GR20151029 AP5. Interpellatie van raadslid Werner Somers betreffende de uitspraken van de schepen van ruimtelijke ordening Tania De Jonge over de afwikkeling van het vrachtverkeer dat zal worden gegenereerd door de leemontginningsactiviteiten van ODM (dat

Volgende motivering wordt door de heer Werner Somers in zijn interpellatie:

 

“Onlangs liep een openbaar onderzoek af dat werd gehouden over een door ODM (Ontginningen Demets Moorslede NV) ingediende aanvraag voor een stedenbouwkundige vergunning met betrekking tot de uitbreiding van leemontginningsactiviteiten aan het Hof ter Duyst. De aanvraag voorziet in de afwikkeling van het vrachtverkeer van en naar de site via de Galgenveldbaan naar de Lebeke.

 

In een interview met Ninofmedia (https://www.youtube.com/watch?v=Ju16tPfZNPw) heeft schepen van Ruimtelijke Ordening Tania De Jonge het over projectvoorstellingen waarbij de stad Ninove betrokken was. Die voorstellingen zouden vooral hebben gehandeld over de nabestemming van de ontgonnen gronden.
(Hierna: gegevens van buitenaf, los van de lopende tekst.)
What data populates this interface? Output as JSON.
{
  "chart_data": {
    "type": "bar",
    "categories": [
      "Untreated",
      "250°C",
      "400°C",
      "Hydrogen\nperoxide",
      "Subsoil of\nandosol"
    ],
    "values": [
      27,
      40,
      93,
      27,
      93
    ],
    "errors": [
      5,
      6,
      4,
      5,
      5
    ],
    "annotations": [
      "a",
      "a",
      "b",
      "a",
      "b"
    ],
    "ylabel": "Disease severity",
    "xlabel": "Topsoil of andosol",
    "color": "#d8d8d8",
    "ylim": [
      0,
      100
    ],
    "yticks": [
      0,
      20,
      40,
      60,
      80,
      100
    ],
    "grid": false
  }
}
Aldus suggereert de schepen dat de stad niet op de hoogte was van de plannen voor de afwikkeling van het vrachtverkeer via de Lebeke. Tegelijk noemt zij die plannen „bijna onaanvaardbaar” en „nefast voor de dorpskern van de Lebeke”, waarbij zij tevens verwijst naar het feit dat de Galgenveldbaan vaak wordt gebruikt door ruiters, mountainbikers, joggers en wandelaars. Het is volgens haar „onverantwoord om dat vrachtverkeer langs de Galgenveldbaan naar de Lebeke te sturen”. De lokale wegeninfrastructuur leent er zich immers niet toe en de geplande uitwijkstroken zijn niet voldoende voor zoveel vrachtverkeer.

 

Het voorgaande is merkwaardig in het licht van een aantal passages in de door ODM ingediende projectnota, die deel uitmaakt van het stedenbouwkundige vergunningsdossier. Zo lezen we op blz. 28 van die nota over de ontsluiting via de Galgenveldbaan het volgende:

 

„Vanaf het projectgebied wordt alle verkeer naar de Lebekestraat/Groenstraat geleid. Via de semi-verharde veldweg Galgenveldbaan. Dit geldt zowel voor aanvoer als voor afvoer. Zodoende is er geen enkel gebruik van de Lindestraat, Lindendreef of van de Denderhoutembaan ingevolge het project.

Dit is een randvoorwaarde die tot stand gekomen is in overleg met de stad Ninove. De aan- en afvoer via de Galgenveldbaan dient zodoende als een projectkenmerk te worden beschouwd." (Mijn cursivering)

 

Voorts lezen we op blz. 78 van dezelfde nota onder punt 3.5.2.2 („Effect op het vlak van verkeersveiligheid. Verkeersveiligheid langs de Galgenveldbaan”) het volgende:

 

In overleg met het Schepencollege van de stad Ninove werd bekeken of een tijdelijk omleiding van de recreatieve routes zich opdringt om redenen van verkeersveiligheid. Dit werd evenwel niet noodzakelijk geacht om volgende redenen:

 

[...]” (Mijn cursivering)

 

Gelet op een ander wens ik de schepen van Ruimtelijke Ordening de volgende vragen te stellen.

 

Vragen

 

1. Hoe vallen de uitspraken van de schepen van Ruimtelijke Ordening te rijmen met de aangehaalde passages uit de projectnota van ODM?

2. Wanneer vond het overleg tussen ODM en de stad Ninove over de afwikkeling van het vrachtverkeer plaats?

3. Heeft de stad Ninove zich tijdens dat overleg inderdaad akkoord verklaard met de afwikkeling van het vrachtverkeer via de Galgenveldbaan?

4. Zo ja, waarom beweert de schepen van Ruimtelijke Ordening het tegendeel? Zo niet, beweert de schepen van Ruimtelijke Ordening dan met zoveel woorden dat de projectnota leugens bevat?”